The Nevada Democrat requested and received the July 24 hearing before the committee, during which he will present evidence to support a federal crime investigation of The Fundamentalist Church of Jesus Christ of Latter Day Saints, a spokesman said.

Jon Summers, who works in Reid's Washington, D.C., office, said Reid and others are set to testify.

"He is trying to step up federal enforcement against abuses that often occur in these polygamous sects," Summers said Monday.

Reid has pushed for several years to get the U.S. Attorney's Office to form a federal task force to look at polygamous sects and has renewed that effort because current Attorney General Michael B. Mukasey "seems more receptive to it," Summers said.

"We have the states working together to combat this, but assistance from the federal government could also be helpful to protect women and kids," he said.

Reid sent Mukasey a letter in April asking for his help in fighting "pervasive criminal activity" occurring in polygamous groups - specifically, the FLDS.

Over the past two decades, the states of Utah and Arizona have prosecuted cases of sexual abuse, bigamy and sexual conduct with minors involving FLDS members.
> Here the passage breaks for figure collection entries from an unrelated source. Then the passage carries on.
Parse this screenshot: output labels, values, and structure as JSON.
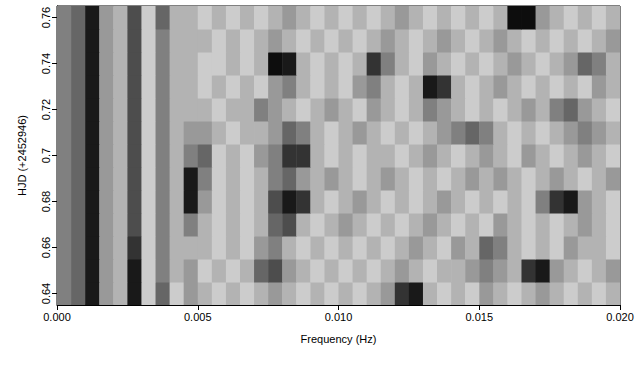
{
  "chart_data": {
    "type": "heatmap",
    "xlabel": "Frequency (Hz)",
    "ylabel": "HJD (+2452946)",
    "xlim": [
      0,
      0.02
    ],
    "ylim": [
      0.635,
      0.765
    ],
    "xticks": [
      {
        "value": 0,
        "label": "0.000"
      },
      {
        "value": 0.005,
        "label": "0.005"
      },
      {
        "value": 0.01,
        "label": "0.010"
      },
      {
        "value": 0.015,
        "label": "0.015"
      },
      {
        "value": 0.02,
        "label": "0.020"
      }
    ],
    "yticks": [
      0.64,
      0.66,
      0.68,
      0.7,
      0.72,
      0.74,
      0.76
    ],
    "zlim": [
      0,
      1
    ],
    "x_bins": [
      0,
      0.0005,
      0.001,
      0.0015,
      0.002,
      0.0025,
      0.003,
      0.0035,
      0.004,
      0.0045,
      0.005,
      0.0055,
      0.006,
      0.0065,
      0.007,
      0.0075,
      0.008,
      0.0085,
      0.009,
      0.0095,
      0.01,
      0.0105,
      0.011,
      0.0115,
      0.012,
      0.0125,
      0.013,
      0.0135,
      0.014,
      0.0145,
      0.015,
      0.0155,
      0.016,
      0.0165,
      0.017,
      0.0175,
      0.018,
      0.0185,
      0.019,
      0.0195,
      0.02
    ],
    "y_bins": [
      0.635,
      0.645,
      0.655,
      0.665,
      0.675,
      0.685,
      0.695,
      0.705,
      0.715,
      0.725,
      0.735,
      0.745,
      0.755,
      0.765
    ],
    "z": [
      [
        0.5,
        0.6,
        0.9,
        0.4,
        0.3,
        0.9,
        0.2,
        0.6,
        0.2,
        0.4,
        0.3,
        0.2,
        0.3,
        0.2,
        0.3,
        0.4,
        0.3,
        0.2,
        0.3,
        0.2,
        0.3,
        0.2,
        0.3,
        0.4,
        0.8,
        0.9,
        0.3,
        0.2,
        0.3,
        0.2,
        0.4,
        0.3,
        0.2,
        0.3,
        0.4,
        0.3,
        0.2,
        0.3,
        0.2,
        0.3
      ],
      [
        0.5,
        0.6,
        0.9,
        0.4,
        0.3,
        0.9,
        0.2,
        0.5,
        0.3,
        0.4,
        0.2,
        0.3,
        0.2,
        0.3,
        0.6,
        0.7,
        0.4,
        0.3,
        0.2,
        0.3,
        0.2,
        0.3,
        0.2,
        0.3,
        0.4,
        0.3,
        0.2,
        0.3,
        0.3,
        0.4,
        0.5,
        0.4,
        0.3,
        0.8,
        0.9,
        0.4,
        0.3,
        0.2,
        0.3,
        0.4
      ],
      [
        0.5,
        0.6,
        0.9,
        0.4,
        0.3,
        0.8,
        0.2,
        0.5,
        0.3,
        0.3,
        0.3,
        0.2,
        0.3,
        0.2,
        0.4,
        0.5,
        0.3,
        0.2,
        0.3,
        0.2,
        0.3,
        0.2,
        0.3,
        0.2,
        0.3,
        0.4,
        0.3,
        0.2,
        0.4,
        0.3,
        0.6,
        0.5,
        0.3,
        0.2,
        0.3,
        0.2,
        0.4,
        0.3,
        0.3,
        0.2
      ],
      [
        0.5,
        0.6,
        0.9,
        0.4,
        0.3,
        0.7,
        0.2,
        0.5,
        0.3,
        0.5,
        0.3,
        0.2,
        0.3,
        0.2,
        0.3,
        0.6,
        0.7,
        0.3,
        0.2,
        0.3,
        0.4,
        0.3,
        0.2,
        0.3,
        0.2,
        0.3,
        0.4,
        0.3,
        0.2,
        0.3,
        0.2,
        0.4,
        0.3,
        0.2,
        0.3,
        0.2,
        0.3,
        0.4,
        0.3,
        0.2
      ],
      [
        0.5,
        0.6,
        0.9,
        0.4,
        0.3,
        0.7,
        0.2,
        0.5,
        0.3,
        0.9,
        0.4,
        0.2,
        0.3,
        0.2,
        0.3,
        0.7,
        0.9,
        0.8,
        0.3,
        0.2,
        0.3,
        0.4,
        0.3,
        0.2,
        0.3,
        0.2,
        0.3,
        0.4,
        0.3,
        0.2,
        0.3,
        0.2,
        0.3,
        0.2,
        0.5,
        0.8,
        0.9,
        0.4,
        0.3,
        0.2
      ],
      [
        0.5,
        0.6,
        0.9,
        0.4,
        0.3,
        0.7,
        0.2,
        0.5,
        0.3,
        0.9,
        0.5,
        0.2,
        0.3,
        0.2,
        0.3,
        0.5,
        0.6,
        0.4,
        0.3,
        0.4,
        0.3,
        0.2,
        0.3,
        0.4,
        0.3,
        0.2,
        0.3,
        0.2,
        0.3,
        0.4,
        0.3,
        0.4,
        0.3,
        0.2,
        0.3,
        0.4,
        0.3,
        0.2,
        0.3,
        0.4
      ],
      [
        0.5,
        0.6,
        0.9,
        0.4,
        0.3,
        0.7,
        0.2,
        0.5,
        0.3,
        0.5,
        0.6,
        0.2,
        0.3,
        0.2,
        0.4,
        0.5,
        0.8,
        0.8,
        0.3,
        0.2,
        0.3,
        0.2,
        0.3,
        0.3,
        0.2,
        0.3,
        0.4,
        0.3,
        0.2,
        0.3,
        0.4,
        0.3,
        0.2,
        0.4,
        0.3,
        0.2,
        0.3,
        0.4,
        0.3,
        0.2
      ],
      [
        0.5,
        0.6,
        0.9,
        0.4,
        0.3,
        0.7,
        0.2,
        0.5,
        0.3,
        0.4,
        0.4,
        0.3,
        0.2,
        0.3,
        0.3,
        0.4,
        0.6,
        0.5,
        0.3,
        0.2,
        0.3,
        0.4,
        0.3,
        0.2,
        0.3,
        0.2,
        0.3,
        0.4,
        0.5,
        0.6,
        0.5,
        0.3,
        0.2,
        0.3,
        0.2,
        0.3,
        0.4,
        0.5,
        0.4,
        0.3
      ],
      [
        0.5,
        0.6,
        0.9,
        0.4,
        0.3,
        0.7,
        0.2,
        0.5,
        0.3,
        0.3,
        0.3,
        0.2,
        0.3,
        0.3,
        0.5,
        0.4,
        0.3,
        0.2,
        0.3,
        0.4,
        0.3,
        0.2,
        0.4,
        0.3,
        0.2,
        0.3,
        0.5,
        0.4,
        0.3,
        0.2,
        0.3,
        0.2,
        0.3,
        0.4,
        0.3,
        0.5,
        0.6,
        0.4,
        0.3,
        0.2
      ],
      [
        0.5,
        0.6,
        0.9,
        0.4,
        0.3,
        0.7,
        0.2,
        0.5,
        0.3,
        0.3,
        0.2,
        0.3,
        0.2,
        0.3,
        0.2,
        0.4,
        0.5,
        0.3,
        0.2,
        0.3,
        0.2,
        0.4,
        0.5,
        0.3,
        0.2,
        0.3,
        0.9,
        0.8,
        0.3,
        0.2,
        0.3,
        0.4,
        0.3,
        0.2,
        0.3,
        0.2,
        0.3,
        0.2,
        0.4,
        0.3
      ],
      [
        0.5,
        0.6,
        0.9,
        0.4,
        0.3,
        0.7,
        0.2,
        0.5,
        0.3,
        0.3,
        0.2,
        0.2,
        0.3,
        0.2,
        0.3,
        0.95,
        0.9,
        0.3,
        0.2,
        0.3,
        0.2,
        0.3,
        0.8,
        0.5,
        0.3,
        0.2,
        0.4,
        0.3,
        0.2,
        0.3,
        0.2,
        0.3,
        0.4,
        0.3,
        0.2,
        0.3,
        0.4,
        0.6,
        0.5,
        0.3
      ],
      [
        0.5,
        0.6,
        0.9,
        0.4,
        0.3,
        0.7,
        0.2,
        0.5,
        0.3,
        0.3,
        0.3,
        0.2,
        0.3,
        0.2,
        0.3,
        0.4,
        0.3,
        0.2,
        0.3,
        0.2,
        0.3,
        0.2,
        0.3,
        0.4,
        0.3,
        0.2,
        0.3,
        0.4,
        0.3,
        0.2,
        0.3,
        0.4,
        0.3,
        0.2,
        0.3,
        0.2,
        0.3,
        0.2,
        0.3,
        0.4
      ],
      [
        0.5,
        0.6,
        0.9,
        0.4,
        0.3,
        0.7,
        0.2,
        0.6,
        0.3,
        0.3,
        0.2,
        0.3,
        0.2,
        0.3,
        0.2,
        0.3,
        0.4,
        0.3,
        0.2,
        0.3,
        0.2,
        0.3,
        0.2,
        0.3,
        0.4,
        0.3,
        0.2,
        0.3,
        0.2,
        0.3,
        0.2,
        0.3,
        0.95,
        0.95,
        0.4,
        0.3,
        0.2,
        0.3,
        0.2,
        0.3
      ]
    ]
  }
}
The U.S. Department of Labor also has cited some FLDS businesses for violating child labor laws.

Reid contends that the FLDS are an organized crime syndicate that has engaged in bribery, extortion, fraud, embezzlement, witness tampering and labor violations. He wants the Justice Department to launch a federal racketeering investigation.

U.S. Attorney for Utah Brett Tolman has resisted that idea, saying that the federal government already is working with the states to investigate crimes in polygamous sects. Utah Attorney General Mark Shurtleff also has pushed for a racketeering investigation of the FLDS.

"I think it is very significant and is following through with Senator Reid's commitment to get the federal government involved," said Shurtleff, who will testify before the committee.

Rod Parker, a Salt Lake City attorney and FLDS spokesman, said the Senate committee should give equal time at the hearing to sect members.

"The important point is if they really want to find out what is happening, they need to hear from both sides," Parker said. "They cannot take at face value these accusations. A lot of them are unfounded and the people making them don't know what they are talking about."

FLDS member and spokesman Willie Jessop was more blunt.

"I think the people they are calling [to testify] have the same amount of credibility as Rozita Swinton," said Jessop, referring to the Colorado Springs woman whose hoax call triggered a raid on a Texas ranch occupied by the sect.